Humberto Cuitláhuac Rubalcaba Zuleta (born October 29, 1943) is a Mexican attorney and former Mexican rock music impresario. He gained international recognition as the publisher of the book "Nosotros", the awarded short film "Tinta Blanca en Avandaro" as well as for being the defense attorney of the band Tinta Blanca during its protest outside Los Pinos when then President Echeverria decided to tackle La Onda movement after the Avandaro festival; however, his support to the counterculture was heavily used against him in future cases such as the arrest of the high-profile Interpol officer Aldana Ibarra.

In 1997, he was awarded with the prestigious "Medalla al Mérito" by then president Ernesto Zedillo.

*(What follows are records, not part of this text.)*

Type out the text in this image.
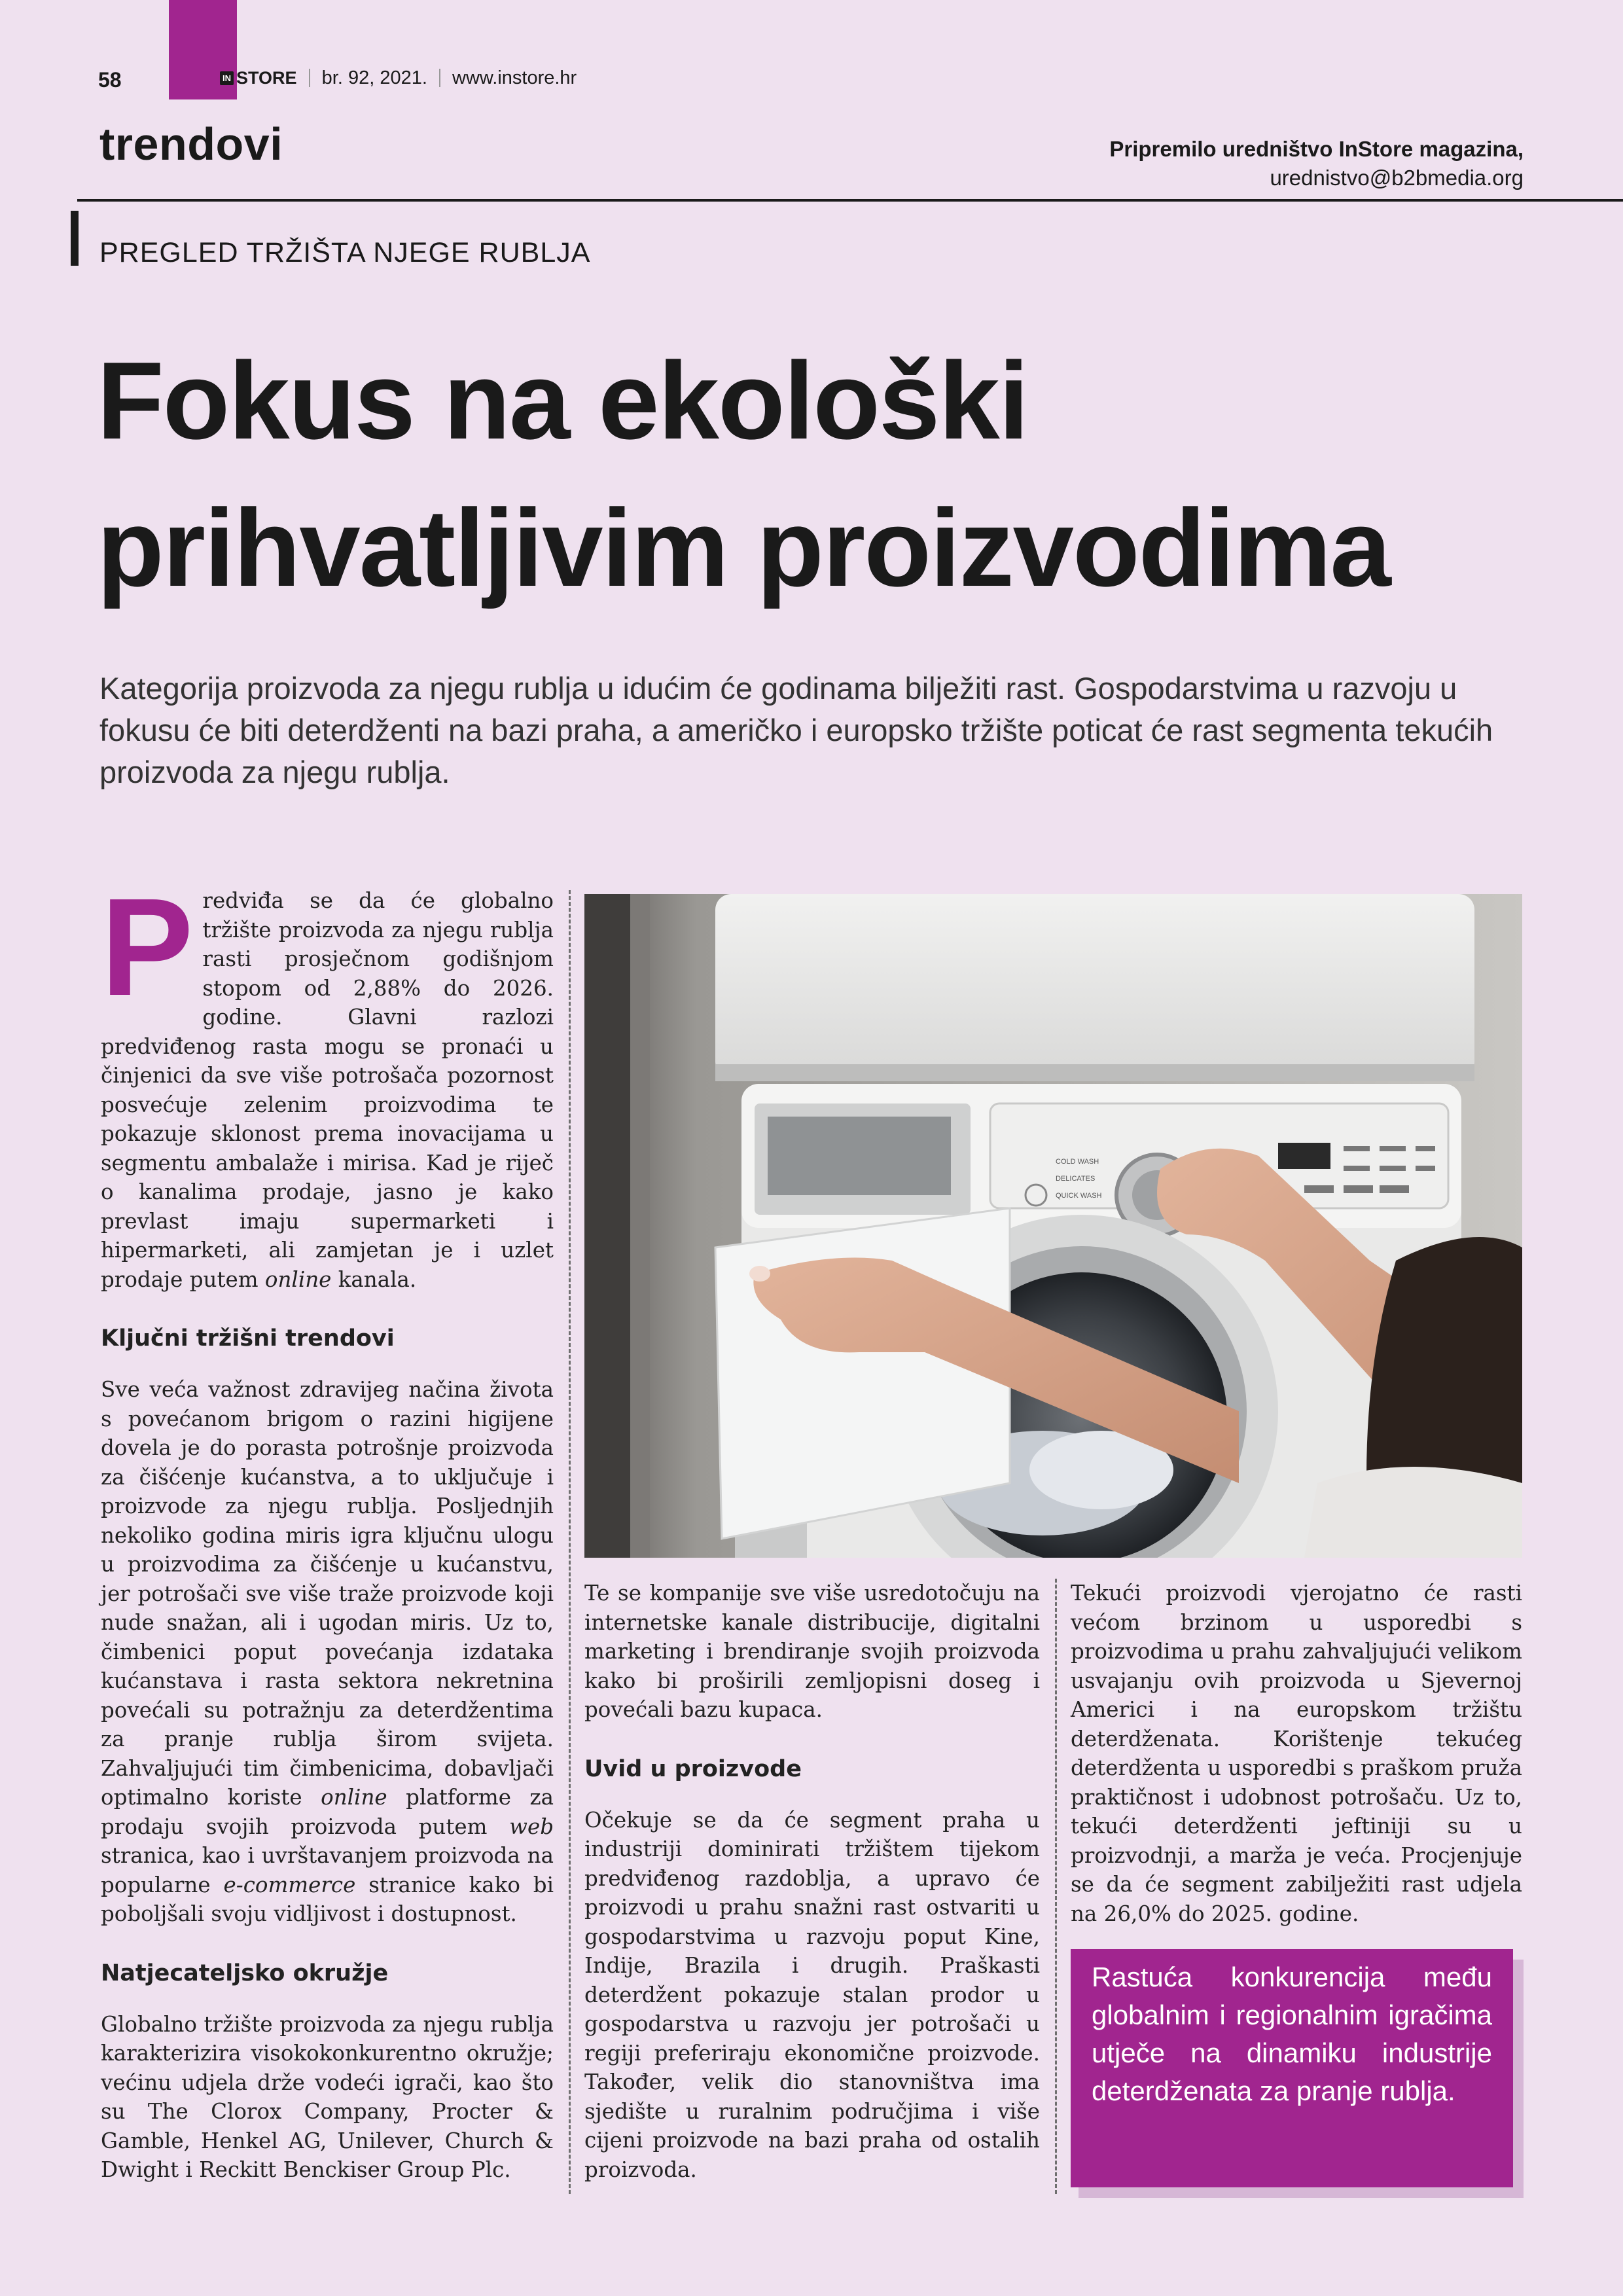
58	IN STORE br. 92, 2021. www.instore.hr
trendovi	Pripremilo uredništvo InStore magazina,
urednistvo@b2bmedia.org
PREGLED TRŽIŠTA NJEGE RUBLJA
Fokus na ekološki
prihvatljivim proizvodima
Kategorija proizvoda za njegu rublja u idućim će godinama bilježiti rast. Gospodarstvima u razvoju u fokusu će biti deterdženti na bazi praha, a američko i europsko tržište poticat će rast segmenta tekućih proizvoda za njegu rublja.

Predviđa se da će globalno tržište proizvoda za njegu rublja rasti prosječnom godišnjom stopom od 2,88% do 2026. godine. Glavni razlozi predviđenog rasta mogu se pronaći u činjenici da sve više potrošača pozornost posvećuje zelenim proizvodima te pokazuje sklonost prema inovacijama u segmentu ambalaže i mirisa. Kad je riječ o kanalima prodaje, jasno je kako prevlast imaju supermarketi i hipermarketi, ali zamjetan je i uzlet prodaje putem online kanala.

Ključni tržišni trendovi

Sve veća važnost zdravijeg načina života s povećanom brigom o razini higijene dovela je do porasta potrošnje proizvoda za čišćenje kućanstva, a to uključuje i proizvode za njegu rublja. Posljednjih nekoliko godina miris igra ključnu ulogu u proizvodima za čišćenje u kućanstvu, jer potrošači sve više traže proizvode koji nude snažan, ali i ugodan miris. Uz to, čimbenici poput povećanja izdataka kućanstava i rasta sektora nekretnina povećali su potražnju za deterdžentima za pranje rublja širom svijeta. Zahvaljujući tim čimbenicima, dobavljači optimalno koriste online platforme za prodaju svojih proizvoda putem web stranica, kao i uvrštavanjem proizvoda na popularne e-commerce stranice kako bi poboljšali svoju vidljivost i dostupnost.

Natjecateljsko okružje

Globalno tržište proizvoda za njegu rublja karakterizira visokokonkurentno okružje; većinu udjela drže vodeći igrači, kao što su The Clorox Company, Procter & Gamble, Henkel AG, Unilever, Church & Dwight i Reckitt Benckiser Group Plc.

COLD WASH
DELICATES
QUICK WASH

Te se kompanije sve više usredotočuju na internetske kanale distribucije, digitalni marketing i brendiranje svojih proizvoda kako bi proširili zemljopisni doseg i povećali bazu kupaca.

Uvid u proizvode

Očekuje se da će segment praha u industriji dominirati tržištem tijekom predviđenog razdoblja, a upravo će proizvodi u prahu snažni rast ostvariti u gospodarstvima u razvoju poput Kine, Indije, Brazila i drugih. Praškasti deterdžent pokazuje stalan prodor u gospodarstva u razvoju jer potrošači u regiji preferiraju ekonomične proizvode. Također, velik dio stanovništva ima sjedište u ruralnim područjima i više cijeni proizvode na bazi praha od ostalih proizvoda.

Tekući proizvodi vjerojatno će rasti većom brzinom u usporedbi s proizvodima u prahu zahvaljujući velikom usvajanju ovih proizvoda u Sjevernoj Americi i na europskom tržištu deterdženata. Korištenje tekućeg deterdženta u usporedbi s praškom pruža praktičnost i udobnost potrošaču. Uz to, tekući deterdženti jeftiniji su u proizvodnji, a marža je veća. Procjenjuje se da će segment zabilježiti rast udjela na 26,0% do 2025. godine.

Rastuća konkurencija među globalnim i regionalnim igračima utječe na dinamiku industrije deterdženata za pranje rublja.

He is an active member of the Academia Mexicana de Jurisprudencia y Legislacion (Mexican Academy of Jurisprudence and Legislation), of the Consejo Nacional de la Abogacia (National Advocacy Council) and former president of Asociación Mexicana de Abogados (Mexican Association of Lawyers).

== Literary works ==
- NOSOTROS. Published by Editorial Nosotros, Mexico 1972.
- La modernización del sistema judicial en México. Published by Editorial Progreso, Mexico 1993.

== Film work ==
- Tinta Blanca en Avandaro. Produced by Peliculas Candiani S.A., Mexico, 1971. Awarded the "Sombrero de Bronce" at the Guadalajara IVth International Short Film Festival, 1972.